There are two systematic reviews demonstrating that administration of a luteal phase single-dose GnRH agonist can significantly enhance IVF outcomes. The meta-analaysis, conducted by Kyrou, Kolibianakis et al. showed a positive effect of GnRHa on improving clinical pregnancy rate and live birth rate in both agonist and antagonist protocols. Kung, Chen et al. Confirmed in their study that a subgroup of patients with basal FSH >8 mIU/mL or mature oocytes ≤3 would benefit from luteal phase single-dose decapeptyl administration (9, 17). Yildiz, Sukur et al. (2014) compared single and sequential doses of leuprolide acetate 1 mg s.c. injections 3 and 6 days after ICSI-ET to control group following controlled ovarian stimulation (COS) with long luteal GnRH agonist protocol and resulted in higher implantation, clinical, ongoing and multiple pregnancy rates in both agonist groups (18). All available data are in fresh IVF cycles; however, this is the first prospective study designed to test this hypothesis in FET cycles which would assess the direct effect of GnRHa as the regulator of embryo-endometrial interactions and embryonic development.

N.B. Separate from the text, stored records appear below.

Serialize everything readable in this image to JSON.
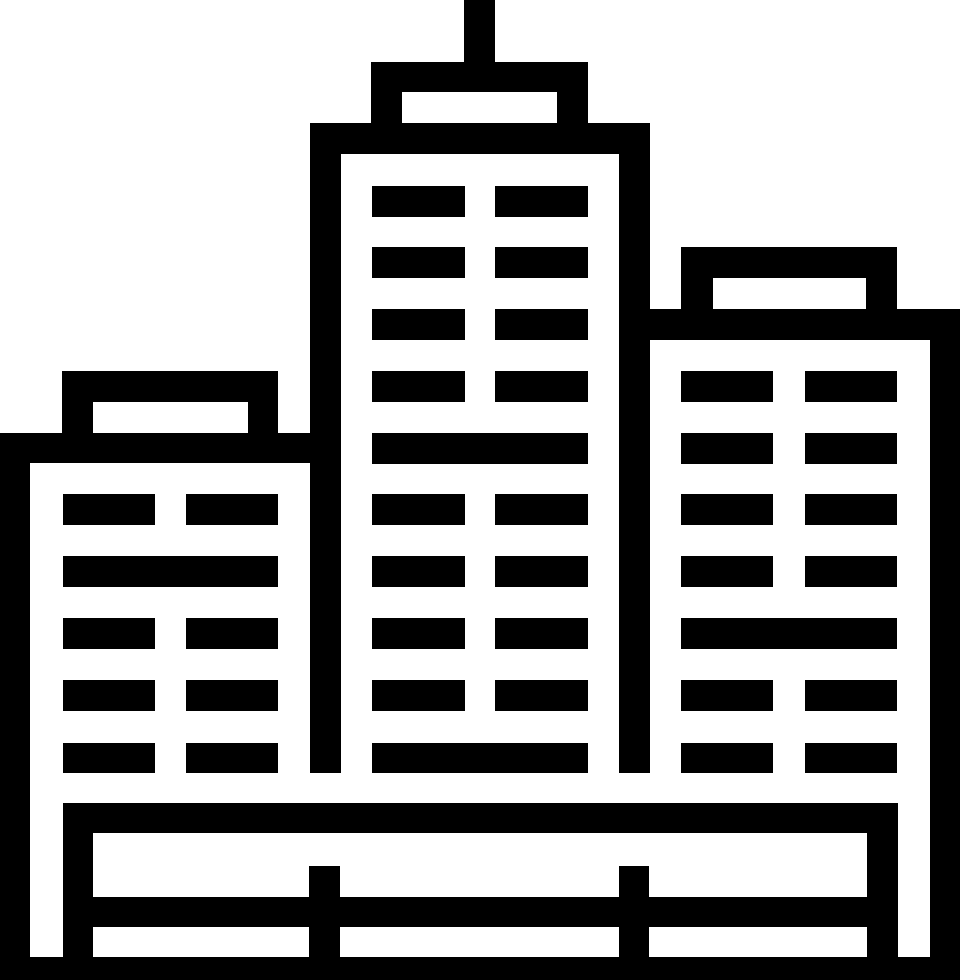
{
  "icon": {
    "name": "city-buildings",
    "description": "Monochrome line-art icon of a city skyline: tall center tower with antenna, shorter left building, mid-height right building, window bars, and a fenced base platform",
    "colors": {
      "foreground": "#000000",
      "background": "#ffffff"
    },
    "canvas": {
      "width": 960,
      "height": 980
    },
    "shapes": [
      {
        "name": "center-antenna",
        "x": 464,
        "y": 0,
        "w": 31,
        "h": 62
      },
      {
        "name": "center-cap-top",
        "x": 371,
        "y": 62,
        "w": 217,
        "h": 30
      },
      {
        "name": "center-cap-wall-left",
        "x": 371,
        "y": 92,
        "w": 31,
        "h": 31
      },
      {
        "name": "center-cap-wall-right",
        "x": 557,
        "y": 92,
        "w": 31,
        "h": 31
      },
      {
        "name": "center-roof",
        "x": 310,
        "y": 123,
        "w": 340,
        "h": 31
      },
      {
        "name": "center-wall-left",
        "x": 310,
        "y": 154,
        "w": 31,
        "h": 619
      },
      {
        "name": "center-wall-right",
        "x": 619,
        "y": 154,
        "w": 31,
        "h": 619
      },
      {
        "name": "center-window",
        "x": 372,
        "y": 186,
        "w": 93,
        "h": 31
      },
      {
        "name": "center-window",
        "x": 495,
        "y": 186,
        "w": 93,
        "h": 31
      },
      {
        "name": "center-window",
        "x": 372,
        "y": 247,
        "w": 93,
        "h": 31
      },
      {
        "name": "center-window",
        "x": 495,
        "y": 247,
        "w": 93,
        "h": 31
      },
      {
        "name": "center-window",
        "x": 372,
        "y": 309,
        "w": 93,
        "h": 31
      },
      {
        "name": "center-window",
        "x": 495,
        "y": 309,
        "w": 93,
        "h": 31
      },
      {
        "name": "center-window",
        "x": 372,
        "y": 371,
        "w": 93,
        "h": 31
      },
      {
        "name": "center-window",
        "x": 495,
        "y": 371,
        "w": 93,
        "h": 31
      },
      {
        "name": "center-window-wide",
        "x": 372,
        "y": 433,
        "w": 216,
        "h": 31
      },
      {
        "name": "center-window",
        "x": 372,
        "y": 494,
        "w": 93,
        "h": 31
      },
      {
        "name": "center-window",
        "x": 495,
        "y": 494,
        "w": 93,
        "h": 31
      },
      {
        "name": "center-window",
        "x": 372,
        "y": 556,
        "w": 93,
        "h": 31
      },
      {
        "name": "center-window",
        "x": 495,
        "y": 556,
        "w": 93,
        "h": 31
      },
      {
        "name": "center-window",
        "x": 372,
        "y": 618,
        "w": 93,
        "h": 31
      },
      {
        "name": "center-window",
        "x": 495,
        "y": 618,
        "w": 93,
        "h": 31
      },
      {
        "name": "center-window",
        "x": 372,
        "y": 680,
        "w": 93,
        "h": 31
      },
      {
        "name": "center-window",
        "x": 495,
        "y": 680,
        "w": 93,
        "h": 31
      },
      {
        "name": "center-window-wide",
        "x": 372,
        "y": 743,
        "w": 216,
        "h": 30
      },
      {
        "name": "left-cap-top",
        "x": 62,
        "y": 371,
        "w": 216,
        "h": 31
      },
      {
        "name": "left-cap-wall-left",
        "x": 62,
        "y": 402,
        "w": 31,
        "h": 31
      },
      {
        "name": "left-cap-wall-right",
        "x": 248,
        "y": 402,
        "w": 30,
        "h": 31
      },
      {
        "name": "left-roof",
        "x": 0,
        "y": 433,
        "w": 340,
        "h": 30
      },
      {
        "name": "left-wall-left",
        "x": 0,
        "y": 463,
        "w": 30,
        "h": 517
      },
      {
        "name": "left-window",
        "x": 63,
        "y": 494,
        "w": 92,
        "h": 31
      },
      {
        "name": "left-window",
        "x": 186,
        "y": 494,
        "w": 92,
        "h": 31
      },
      {
        "name": "left-window-wide",
        "x": 63,
        "y": 556,
        "w": 215,
        "h": 31
      },
      {
        "name": "left-window",
        "x": 63,
        "y": 618,
        "w": 92,
        "h": 31
      },
      {
        "name": "left-window",
        "x": 186,
        "y": 618,
        "w": 92,
        "h": 31
      },
      {
        "name": "left-window",
        "x": 63,
        "y": 680,
        "w": 92,
        "h": 31
      },
      {
        "name": "left-window",
        "x": 186,
        "y": 680,
        "w": 92,
        "h": 31
      },
      {
        "name": "left-window",
        "x": 63,
        "y": 743,
        "w": 92,
        "h": 30
      },
      {
        "name": "left-window",
        "x": 186,
        "y": 743,
        "w": 92,
        "h": 30
      },
      {
        "name": "right-cap-top",
        "x": 681,
        "y": 247,
        "w": 216,
        "h": 31
      },
      {
        "name": "right-cap-wall-left",
        "x": 681,
        "y": 278,
        "w": 32,
        "h": 31
      },
      {
        "name": "right-cap-wall-right",
        "x": 866,
        "y": 278,
        "w": 31,
        "h": 31
      },
      {
        "name": "right-roof",
        "x": 650,
        "y": 309,
        "w": 310,
        "h": 31
      },
      {
        "name": "right-wall-right",
        "x": 930,
        "y": 340,
        "w": 30,
        "h": 640
      },
      {
        "name": "right-window",
        "x": 681,
        "y": 371,
        "w": 92,
        "h": 31
      },
      {
        "name": "right-window",
        "x": 805,
        "y": 371,
        "w": 92,
        "h": 31
      },
      {
        "name": "right-window",
        "x": 681,
        "y": 433,
        "w": 92,
        "h": 31
      },
      {
        "name": "right-window",
        "x": 805,
        "y": 433,
        "w": 92,
        "h": 31
      },
      {
        "name": "right-window",
        "x": 681,
        "y": 494,
        "w": 92,
        "h": 31
      },
      {
        "name": "right-window",
        "x": 805,
        "y": 494,
        "w": 92,
        "h": 31
      },
      {
        "name": "right-window",
        "x": 681,
        "y": 556,
        "w": 92,
        "h": 31
      },
      {
        "name": "right-window",
        "x": 805,
        "y": 556,
        "w": 92,
        "h": 31
      },
      {
        "name": "right-window-wide",
        "x": 681,
        "y": 618,
        "w": 216,
        "h": 31
      },
      {
        "name": "right-window",
        "x": 681,
        "y": 680,
        "w": 92,
        "h": 31
      },
      {
        "name": "right-window",
        "x": 805,
        "y": 680,
        "w": 92,
        "h": 31
      },
      {
        "name": "right-window",
        "x": 681,
        "y": 743,
        "w": 92,
        "h": 30
      },
      {
        "name": "right-window",
        "x": 805,
        "y": 743,
        "w": 92,
        "h": 30
      },
      {
        "name": "base-top-bar",
        "x": 63,
        "y": 803,
        "w": 835,
        "h": 30
      },
      {
        "name": "base-wall-left",
        "x": 63,
        "y": 833,
        "w": 30,
        "h": 125
      },
      {
        "name": "base-wall-right",
        "x": 867,
        "y": 833,
        "w": 31,
        "h": 125
      },
      {
        "name": "base-rail",
        "x": 93,
        "y": 897,
        "w": 805,
        "h": 30
      },
      {
        "name": "base-post-left",
        "x": 309,
        "y": 866,
        "w": 31,
        "h": 92
      },
      {
        "name": "base-post-right",
        "x": 619,
        "y": 866,
        "w": 30,
        "h": 92
      },
      {
        "name": "base-bottom-bar",
        "x": 0,
        "y": 957,
        "w": 960,
        "h": 23
      }
    ]
  }
}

Our study did not confirm the favorable effect of administration of a single dose of GnRHa in the luteal phase suggested by earlier studies (5, 19-20). In the study by Tesarik et al (2004) the mid-luteal GnRH agonist administration increased the implantation rate in an oocyte donation program in which the success rates were high even without this additional treatment. Razieh et al, (2009) did not find the possible mechanism of a single dose of GnRHa as LPS, meanwhile they believed that improvement in pregnancy rate was not related to the effect of GnRHa on the corpus luteum (20).
Larger studies are required to establish the role of GnRHa in the luteal phase especially in cases of repeated implantation failure or early pregnancy loss.
Acknowledgments
The financial supporter was Research and Clinical Center for Infertility, Shahid Sadoughi University of Medical Sciences, Yazd, Iran.
Conflict of interest
The authors declare that there are no conflicts of interest related to the subject matter or materials discussed in this article.